Have you ever been to Carlsbad Caverns in New Mexico. These are deep caves and bats live in them. I guess New Mexico bats aren't endangered because they have better housing accommodations than Indiana bats. Maybe Indiana bats should go back to school and find out where good places to live are located. Is it our fault that they come from the same state as Dan Quail? What a putz! Obviously so are they!

Anyway, you stand up on top of this mountain and look around in all directions. The closest tree is 271 miles away in Colorado! How does the discovery of this little winged wonder equate to saying that we need to stop timbering in the Allegheny National Forest?

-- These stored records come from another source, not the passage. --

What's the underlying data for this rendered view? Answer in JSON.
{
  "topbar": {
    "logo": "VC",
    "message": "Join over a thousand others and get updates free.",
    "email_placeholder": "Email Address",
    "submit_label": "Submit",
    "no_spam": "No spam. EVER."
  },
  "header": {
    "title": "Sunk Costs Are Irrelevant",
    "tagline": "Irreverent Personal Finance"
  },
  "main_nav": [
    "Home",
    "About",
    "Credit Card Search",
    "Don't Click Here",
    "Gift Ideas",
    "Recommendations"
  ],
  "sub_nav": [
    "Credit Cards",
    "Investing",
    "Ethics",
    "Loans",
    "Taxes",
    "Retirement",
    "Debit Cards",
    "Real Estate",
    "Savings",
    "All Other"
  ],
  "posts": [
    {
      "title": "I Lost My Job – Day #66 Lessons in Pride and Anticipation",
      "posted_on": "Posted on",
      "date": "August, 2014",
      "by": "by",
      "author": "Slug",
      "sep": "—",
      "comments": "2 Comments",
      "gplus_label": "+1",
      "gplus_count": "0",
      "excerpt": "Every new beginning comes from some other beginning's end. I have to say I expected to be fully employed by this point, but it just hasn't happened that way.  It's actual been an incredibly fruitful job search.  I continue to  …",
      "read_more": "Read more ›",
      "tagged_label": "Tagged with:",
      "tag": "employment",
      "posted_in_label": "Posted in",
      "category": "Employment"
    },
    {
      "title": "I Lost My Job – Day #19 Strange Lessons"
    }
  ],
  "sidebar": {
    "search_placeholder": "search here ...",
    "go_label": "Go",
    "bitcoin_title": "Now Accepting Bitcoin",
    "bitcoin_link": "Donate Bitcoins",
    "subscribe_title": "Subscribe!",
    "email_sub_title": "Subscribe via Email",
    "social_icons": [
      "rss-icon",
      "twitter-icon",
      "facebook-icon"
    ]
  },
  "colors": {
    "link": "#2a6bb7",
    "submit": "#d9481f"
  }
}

How did we know that the Indiana bat was endangered in the first place? Mr. Buck tells us, and I have no reason whatsoever to doubt the accuracy or authenticity of his reporting, that "the country's total population of Indiana bats dropped 34 percent between 1983 and 1998, according to a study published by the Arkansas Game and Fish Commission." Now that is a source that we should consider credible! Give me a break! Arkansas!!!

Bill Clinton comes from Arkansas! They are lying, plain and simple. How can we ever believe anything that comes from Arkansas? Where do they get off checking out bats from Indiana? Who gave them that power, anyway?

I can tell you why 34% of the Indiana bats moved. Have you ever heard the story about the Country Mouse? This is the story about the Country bat. Have you ever been to Indiana? They got tired of living in corn fields. Think about being a bat and having to hang by your feet, upside down, on a corn stalk  It might be okay after the Fourth of July when the corn is knee high; but what about when it is first planted? How about when it is corn chopping season and those big combine machines come along and turn everything into little pieces? How many Indiana bats do you think got chopped up with the corn? They were asleep and probably never even heard the farmers coming. Is it any wonder they are moving to our cherry trees?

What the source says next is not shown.